Sorry, my original comment was way harsher than necessary. I wasn't meaning to imply you had structured it badly, the use of files is certainly clear.
I was just wondering if the lack of folders was a typical Go thing. For example, I probably would have something like modes/{all _mode.go files}, and maybe view/{view files}, but I've never touched Go, so I was wondering whether this was unidiomatic.
Well in Go there are no makefiles, but there is a tool called "go". It can build stuff for you. It maintains an assumption that all *.go files within the same directory belong to the same package. So you can't actually store multiple packages in the same dir or span files of one package across multiple dirs and use the go tool at the same time. Since the go tool makes like really easier, I choose to obey its conventions. That's why all files are in the same dir.
And I can't just add "modes" and "view" packages, because there are parts in them which depend on core concepts, which leads me to another "core" package or something. And that's 3 packages already. When there's 3, there's 4. It's easier the way it is.
You can do either. Folders are packages, so if you had /modes, that would be a modes sub-package which could be included in the top level code with import.
A couple of weeks ago I was searching for go programs in order to see examples of how I could organize a toy project I was starting. I found godit and after reading the source I think it is a good way to organize a small project. Eventually you can start moving functionality to packages once they grow big enough.
And the tooling helps. There is no Makefile and no instructions, so I tried `go build` and it just works.
Emacs is big, startup is slow and you have to carry a pile of elisp scripts which fulfil your feature needs. All features has to be written in elisp of course that could be an issue too. Just a matter of taste.
Please. I don't even bother compiling my .el to .elc and I've got a shitload of modes and a gigantic .emacs file (which I should split btw).
Emacs, from the scratch, takes two seconds to fully load, including all the modes and my solarized color theme etc. I'm not talking about always running an Emacs server to which you can connect in a split second: no, I'm talking about a cold start.
It's 2013 and that's on a Core i5 3450s with 4 GB of RAM. Hardly a speed/memory demon.
If I was motivated I'd compile all my .el to .elc and always run emacs in server/daemon mode to connect lightweight windows to it but why bother!? The friggin' entire thing launches in two seconds!
Regarding the "Emacs is big", I know the joke was funny when people, 20 years ago, were writing that Emacs meant "Eight Megabytes And Constantly Swapping" but in this day and age where most devs are using IntelliJ IDEA, Eclipse or other super-fat IDEs, you have to admit that Emacs is really in the "very very very lightweight camp".

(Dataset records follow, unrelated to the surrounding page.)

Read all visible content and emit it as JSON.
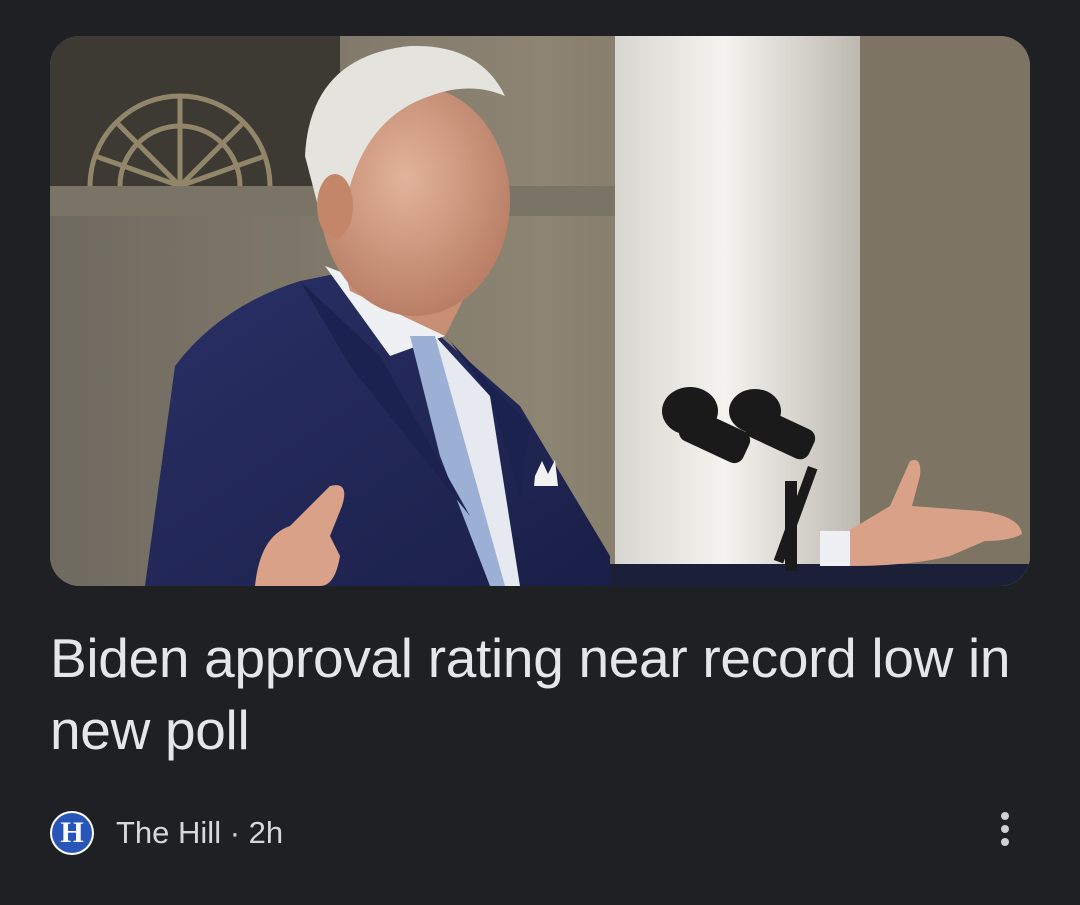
{
  "article": {
    "headline": "Biden approval rating near record low in new poll",
    "source": {
      "logo_letter": "H",
      "name": "The Hill",
      "separator": " · ",
      "age": "2h"
    }
  },
  "icons": {
    "more": "more-vert-icon"
  },
  "colors": {
    "background": "#1f2024",
    "headline_text": "#e6e6ea",
    "meta_text": "#d8d8dc",
    "source_logo_blue": "#2856b8"
  }
}
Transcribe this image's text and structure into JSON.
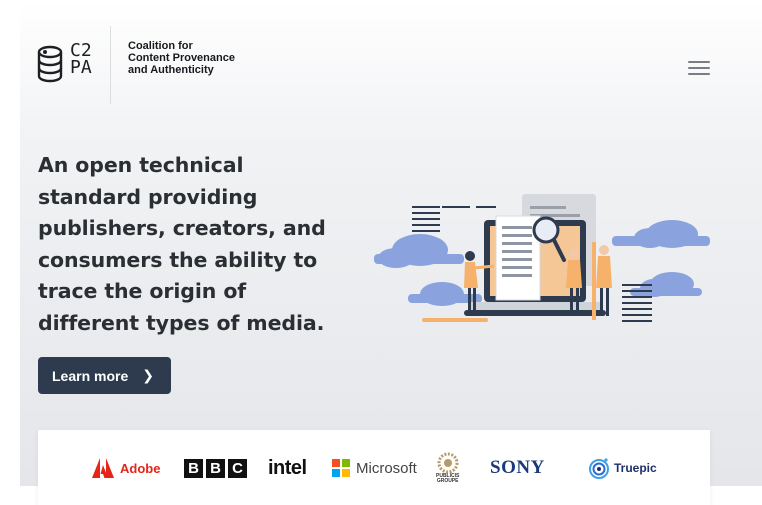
{
  "header": {
    "logo_line1": "C2",
    "logo_line2": "PA",
    "org_name_lines": [
      "Coalition for",
      "Content Provenance",
      "and Authenticity"
    ]
  },
  "hero": {
    "headline_lines": [
      "An open technical",
      "standard providing",
      "publishers, creators, and",
      "consumers the ability to",
      "trace the origin of",
      "different types of media."
    ],
    "cta_label": "Learn more",
    "cta_icon": "chevron-right-icon"
  },
  "partners": {
    "adobe": "Adobe",
    "bbc": [
      "B",
      "B",
      "C"
    ],
    "intel": "intel",
    "microsoft": "Microsoft",
    "publicis_lines": [
      "PUBLICIS",
      "GROUPE"
    ],
    "sony": "SONY",
    "truepic": "Truepic"
  },
  "colors": {
    "cta_bg": "#2e3a4e",
    "accent_blue": "#7f97d8",
    "accent_orange": "#f6b26b",
    "adobe_red": "#e5251a",
    "sony_blue": "#183a7a"
  }
}
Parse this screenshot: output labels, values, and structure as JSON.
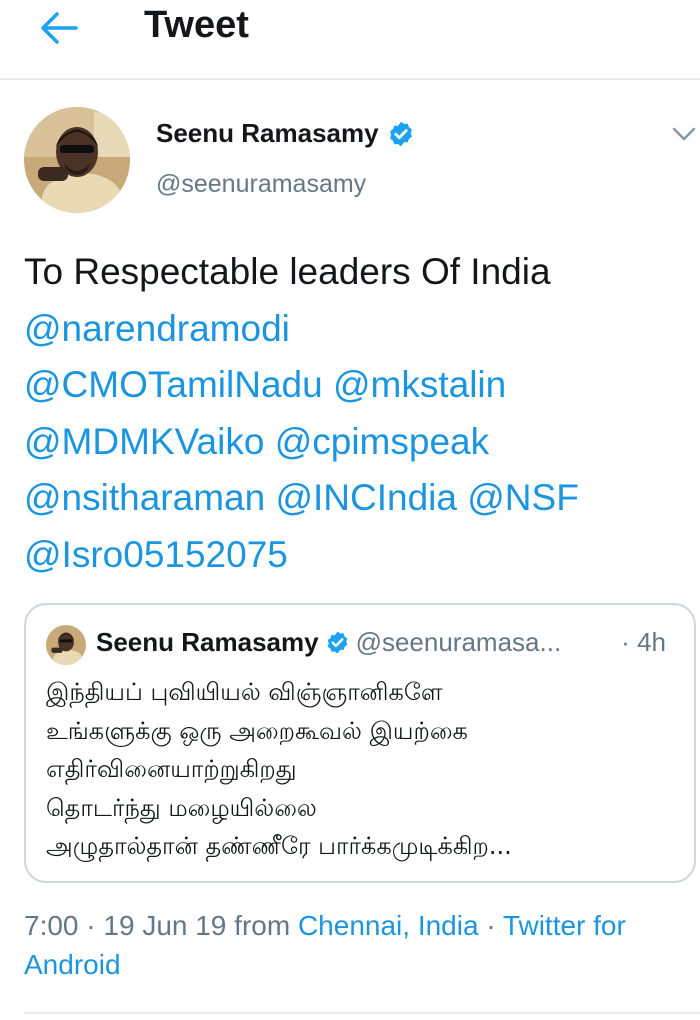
{
  "header": {
    "title": "Tweet",
    "back_icon": "arrow-left-icon",
    "accent_color": "#1da1f2"
  },
  "tweet": {
    "author": {
      "name": "Seenu Ramasamy",
      "handle": "@seenuramasamy",
      "verified": true
    },
    "text_intro": "To Respectable leaders Of India",
    "mentions": [
      "@narendramodi",
      "@CMOTamilNadu",
      "@mkstalin",
      "@MDMKVaiko",
      "@cpimspeak",
      "@nsitharaman",
      "@INCIndia",
      "@NSF",
      "@Isro05152075"
    ],
    "quoted": {
      "name": "Seenu Ramasamy",
      "handle": "@seenuramasa...",
      "separator": "·",
      "time": "4h",
      "text": "இந்தியப் புவியியல் விஞ்ஞானிகளே\nஉங்களுக்கு ஒரு அறைகூவல் இயற்கை\nஎதிர்வினையாற்றுகிறது\nதொடர்ந்து மழையில்லை\nஅழுதால்தான் தண்ணீரே பார்க்கமுடிக்கிற..."
    },
    "meta": {
      "time": "7:00",
      "sep1": "·",
      "date": "19 Jun 19",
      "from_label": "from",
      "location": "Chennai, India",
      "sep2": "·",
      "source": "Twitter for Android"
    }
  },
  "colors": {
    "link": "#1b95e0",
    "secondary_text": "#657786",
    "border": "#ccd6dd",
    "verified_badge": "#1da1f2"
  }
}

Yes, you need lot of elisp scripts: and preferrably as much as possible written by yourself, because this means you're tailoring your editor to your needs, not the other way around.
Two seconds? Is this a joke? My browser starts faster than that. Often it takes me less than two seconds to open a file, make a minor edit, save it, exit, and recompile.
I love Emacs. I use it all the time. But the default shortcuts are the most stupid thing ever. That Control-x (C-x in Emacs lingua) is insanity at its best: due to the stupid non-symmetric layout of typical staggered keyboards 'x' in itself is one the hardest key to type (the equivalent with the right hand is way easier : '>' on a QWERTY keyboard). I'm a touch-typist and to hit 'x' I need to move my whole hand a bit. To hit '>' I just need to move on finger. I blame this on the fact that keyboard are using a staggered layout instead of a matrix or symmetric layout but whatever.
Then Control. Zomg. Control has to be accessed with the left pinky if you're a touch-typist: some very touch-typist friendly keyboards like the HHKB Pro 2 don't even botter with a right control key.
So to hit "C-x" you're supposed to use the two leftmost fingers of your left hand: this alone has to be one of the most RSI inducing keyboard shortcut ever.
But in Emacs everything is configurable. So I'm using "C-," to replace "C-x" and "M-," to replace "M-x".
It shall never cease to amaze me (in a very sad way) that when people "copy Emacs", the first thing they copy are the Emacs shortcuts. The Emacs shortcuts are the lamest thing ever in Emacs.
I love Emacs but I hate its default shortcuts. Emacs is not about its shortcuts: Emacs is about tailoring it to your needs by using Lisp.
I'm also wondering why that constant loss of energy in editors which shall never produce anything close to what one million lines of elisp code are providing. I'd much rather see that energy spend on creating a bridge for the Go-completion facility in Emacs, the real thing.